Verantwortliche aus der medizinischen Versorgung in Lübeck fühlen sich von Gesundheitsminister Heiner Garg schlecht behandelt. Der reagiert nicht.

Arbeit im Pflegeheim: Die Beschäftigten in Lübeck haben ihrem Ärger Luft gemacht Foto: dpa / Christoph Schmidt

Neumünster taz | Am Sonntag flattert per Fax eine Verordnung ins Haus, ab Montag gelten die neuen Regeln – dieses Spiel kennt Sabrina Roedszus nach fast zwei Jahren Pandemie. Aber nun traf es die Pflegedienstleitung in einem Pflegeheim der DRK-Schwesternschaft in Lübeck und ihre Kol­le­g*in­nen in anderen Einrichtungen besonders hart: „Die aktuelle Corona-Verordnung kam am Samstag heraus, und wir mussten sie am Sonntag umsetzen“ – inklusive Tests am Eingang für Besucher*innen. Aber am Sonntag sind die Büros des Heims nicht besetzt. „Woher nehmen wir das Personal dafür?“, fragt sich Roedszus­.

In Lübeck haben sich Verantwortliche aus Pflegeheimen, Arztpraxen, Kliniken, Laboren und anderen Bereichen der medizinischen Versorgung zum „Gesundheitsnetzwerk Covid-19“ zusammengetan. Von der Politik fühlen sie sich nicht ausreichend wahrgenommen. Das schleswig-holsteinische Gesundheitsministerium weist die Vorwürfe zurück.

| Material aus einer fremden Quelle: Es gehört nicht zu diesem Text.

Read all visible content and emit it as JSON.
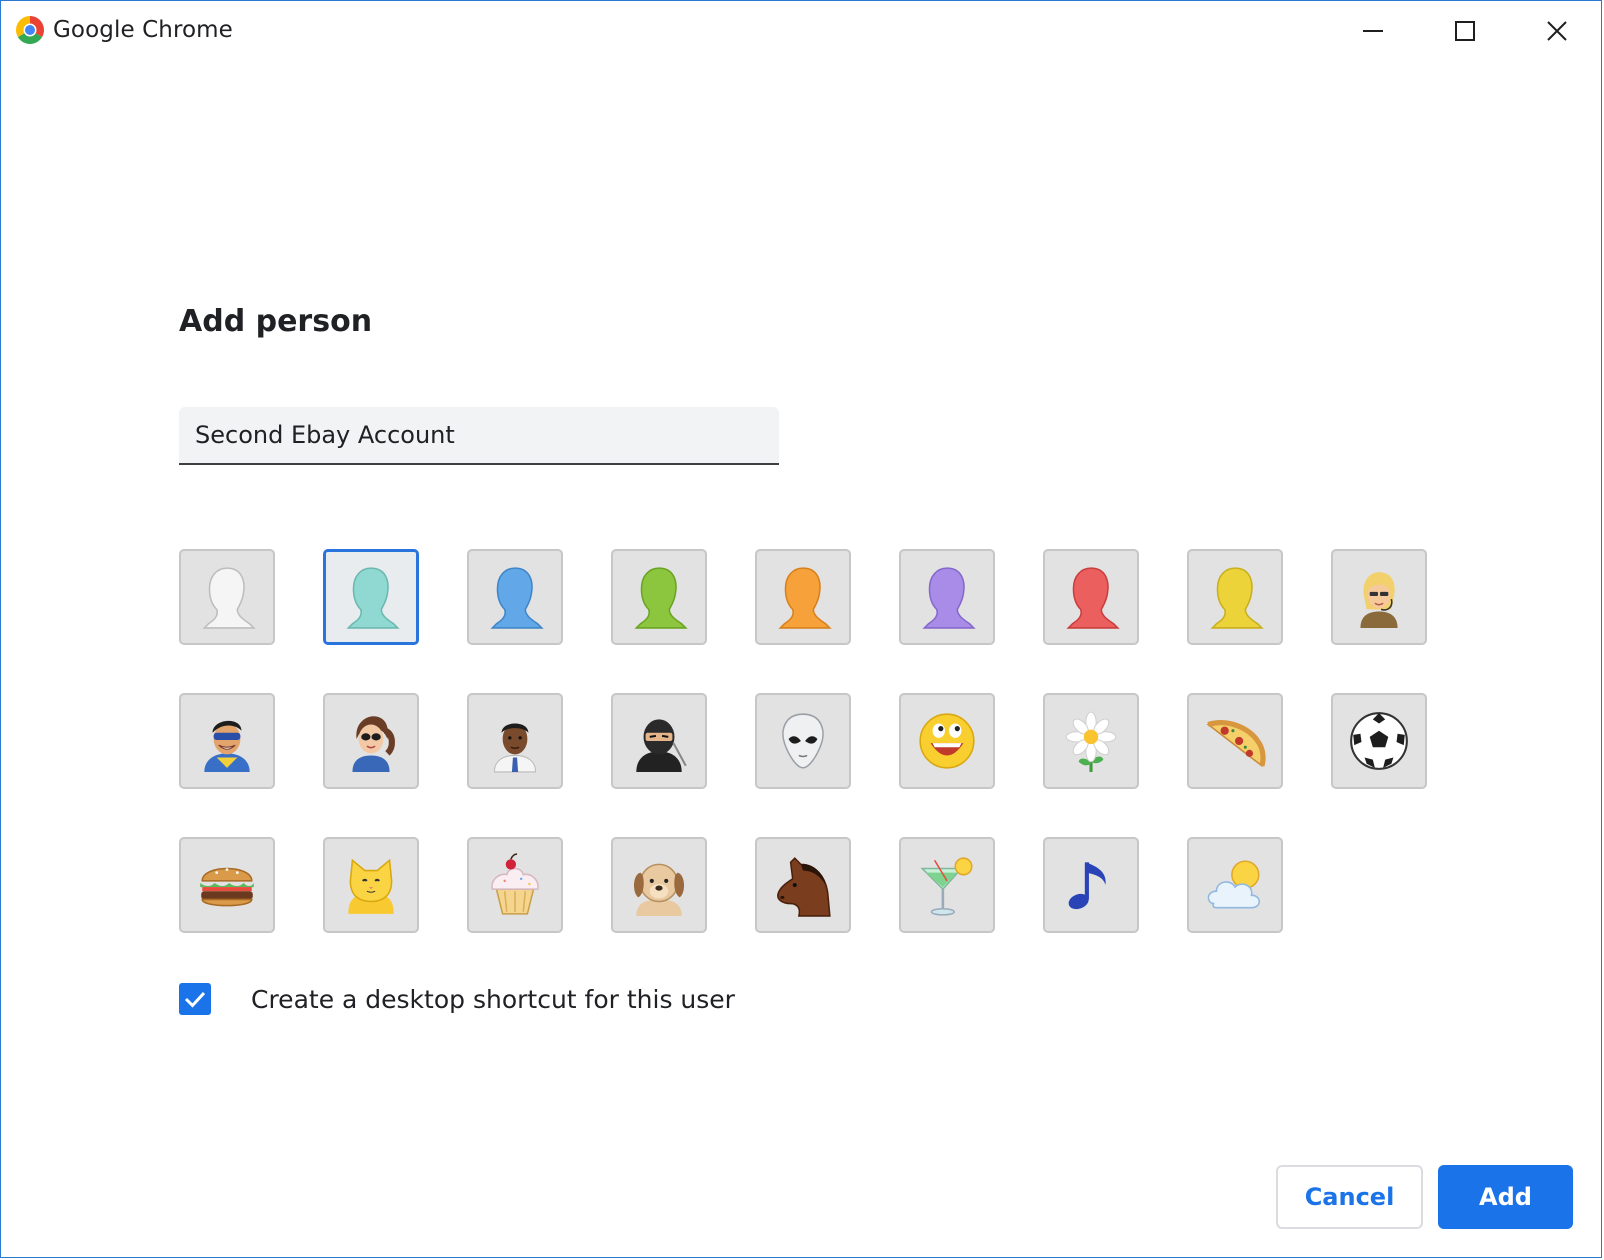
{
  "window": {
    "title": "Google Chrome",
    "icons": {
      "logo": "chrome-logo-icon",
      "minimize": "minimize-icon",
      "maximize": "maximize-icon",
      "close": "close-icon"
    }
  },
  "dialog": {
    "heading": "Add person",
    "name_input": {
      "value": "Second Ebay Account",
      "placeholder": ""
    },
    "avatars": [
      {
        "name": "avatar-white-silhouette",
        "color": "#f5f5f5"
      },
      {
        "name": "avatar-teal-silhouette",
        "color": "#8fd9d2",
        "selected": true
      },
      {
        "name": "avatar-blue-silhouette",
        "color": "#62a8e8"
      },
      {
        "name": "avatar-green-silhouette",
        "color": "#8cc63f"
      },
      {
        "name": "avatar-orange-silhouette",
        "color": "#f7a13a"
      },
      {
        "name": "avatar-purple-silhouette",
        "color": "#a98ce8"
      },
      {
        "name": "avatar-red-silhouette",
        "color": "#ec5f5f"
      },
      {
        "name": "avatar-yellow-silhouette",
        "color": "#ecd33a"
      },
      {
        "name": "avatar-businesswoman"
      },
      {
        "name": "avatar-superhero"
      },
      {
        "name": "avatar-woman-sunglasses"
      },
      {
        "name": "avatar-businessman"
      },
      {
        "name": "avatar-ninja"
      },
      {
        "name": "avatar-alien"
      },
      {
        "name": "avatar-smiley"
      },
      {
        "name": "avatar-flower"
      },
      {
        "name": "avatar-pizza"
      },
      {
        "name": "avatar-soccer-ball"
      },
      {
        "name": "avatar-burger"
      },
      {
        "name": "avatar-cat"
      },
      {
        "name": "avatar-cupcake"
      },
      {
        "name": "avatar-dog"
      },
      {
        "name": "avatar-horse"
      },
      {
        "name": "avatar-cocktail"
      },
      {
        "name": "avatar-music-note"
      },
      {
        "name": "avatar-sun-cloud"
      }
    ],
    "shortcut": {
      "label": "Create a desktop shortcut for this user",
      "checked": true
    },
    "buttons": {
      "cancel": "Cancel",
      "add": "Add"
    }
  },
  "colors": {
    "accent": "#1a73e8",
    "window_border": "#2b78d2"
  }
}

Roedszus gehört zu den 71 Un­ter­zeich­ne­r*in­nen eines Offenen Briefs an Landesgesundheitsminister Heiner Garg (FDP). In dem Schreiben benennen die Akteur*innen, die allen Bereichen der gesundheitlichen und pflegerischen Versorgung angehören, die Punkte, die in Heimen, Arztpraxen und Kliniken besonders nerven. An erster Stelle steht, dass sie früher von neuen Regeln wissen und am besten in die Ausarbeitung einbezogen werden wollen.

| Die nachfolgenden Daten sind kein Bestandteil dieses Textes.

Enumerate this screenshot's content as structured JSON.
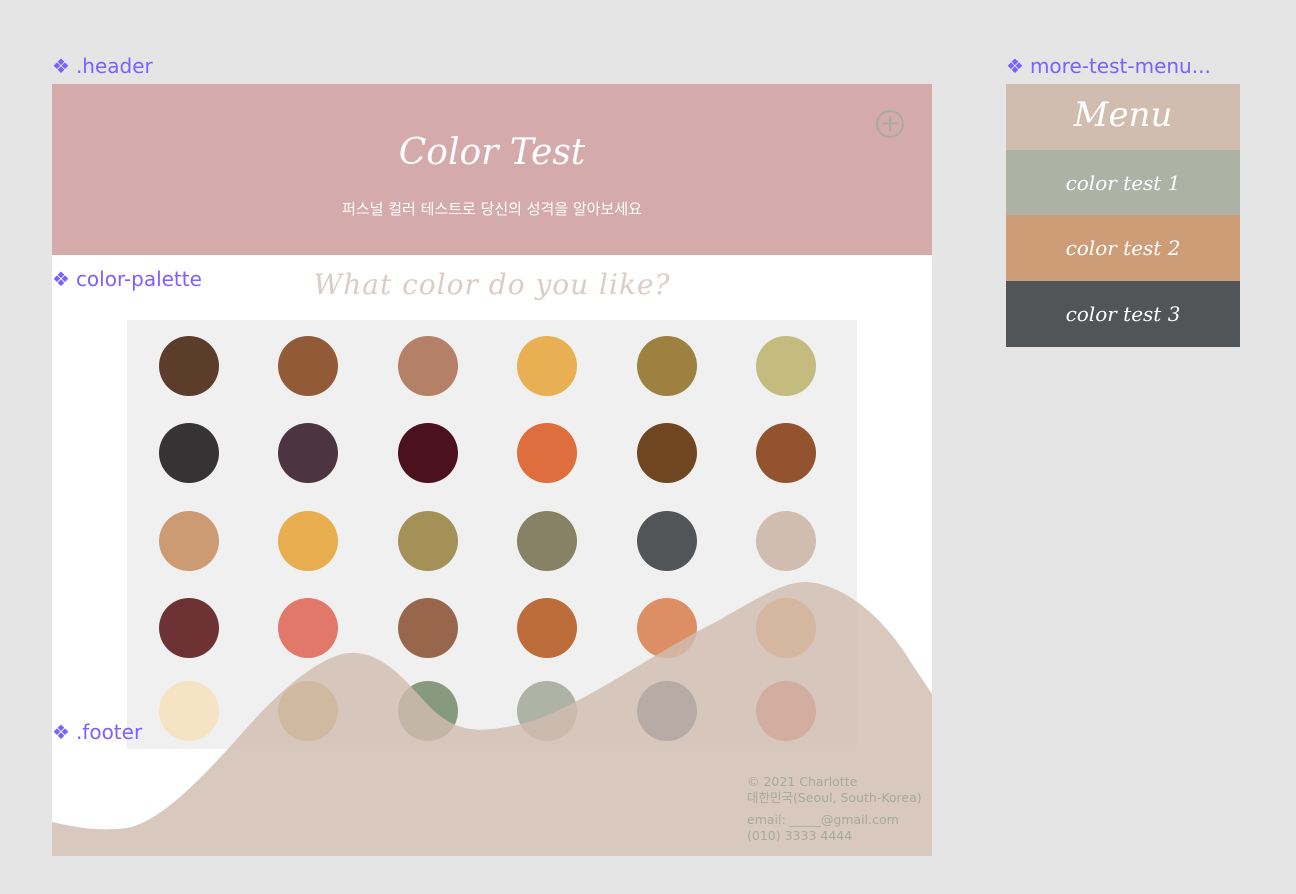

Ein zweiter Knackpunkt ist, dass es Ungleichbehandlungen gibt: So müssen die Fachkräfte in Heimen und Kliniken regelmäßig auf Corona getestet werden – das Personal der Rettungsdienste aber nicht. „Das ist eine Grauzone, die die Politik offenbar schlicht vergessen hat“, sagt Doreen Boniakowsky, Geschäftsbereichsleitung Wohnen und Pflege für Senioren und pflegebedürftige Menschen bei der Vorwerker Diakonie, ebenfalls Mitglied des Netzwerks.

Über-80-Jährige, die zuhause wohnen, gehen zu Dienstleistern wie Friseur oder Fußpflege, aber geredet wird nur über die Pflege

Doreen Boniakowsky, Vorwerker Diakonie

Drittens wünschen sich die Beteiligten, dass es bei der Debatte um eine Impfpflicht nicht nur um die Pflege geht, sondern um alle Berufsgruppen, die Kontakt mit Risikogruppen haben: „Über-80-Jährige, die zuhause wohnen, gehen zu Dienstleistern wie Friseur oder Fußpflege, aber geredet wird nur über die Pflege“, ärgert sich Bonia­kowsky.

Gesundheitsminister Garg selbst reagierte nicht auf das Schreiben. Sein Ministerium wies die Vorwürfe auf Anfrage der taz zurück. Die kritisierten kurzen Vorläufe seien eine Folge der „stetig veränderten pandemischen Lage“, und die Pflege sei in Gremien wie dem Landespflegeausschuss vertreten. Generell stehe das Haus „im ständigen Austausch mit Expertinnen und Experten aus dem Bereich der Pflege“, so Pressesprecher Marius Livschütz.

Den Lübecker Ge­sund­heits­netz­wer­ke­r*in­nen reicht das nicht: „Im Landespflegeausschuss, in dem unsere Verbände sitzen, werden die Verordnungen zwar vorgestellt, aber nicht gemeinsam erarbeitet“, sagt Boniakowsky. Der Protest aus Lübeck hat immerhin zu einem Gespräch zwischen den Spitzen der Wohlfahrtsverbände und dem Staatssekretär des Gesundheitsministeriums geführt. Außerdem plant das Netzwerk, das im Frühjahr 2020 entstanden ist, sich in einen Verein umzuwandeln. Das Ziel soll sein, in der Stadt noch enger zusammenarbeiten – auch jenseits der Corona-Pandemie.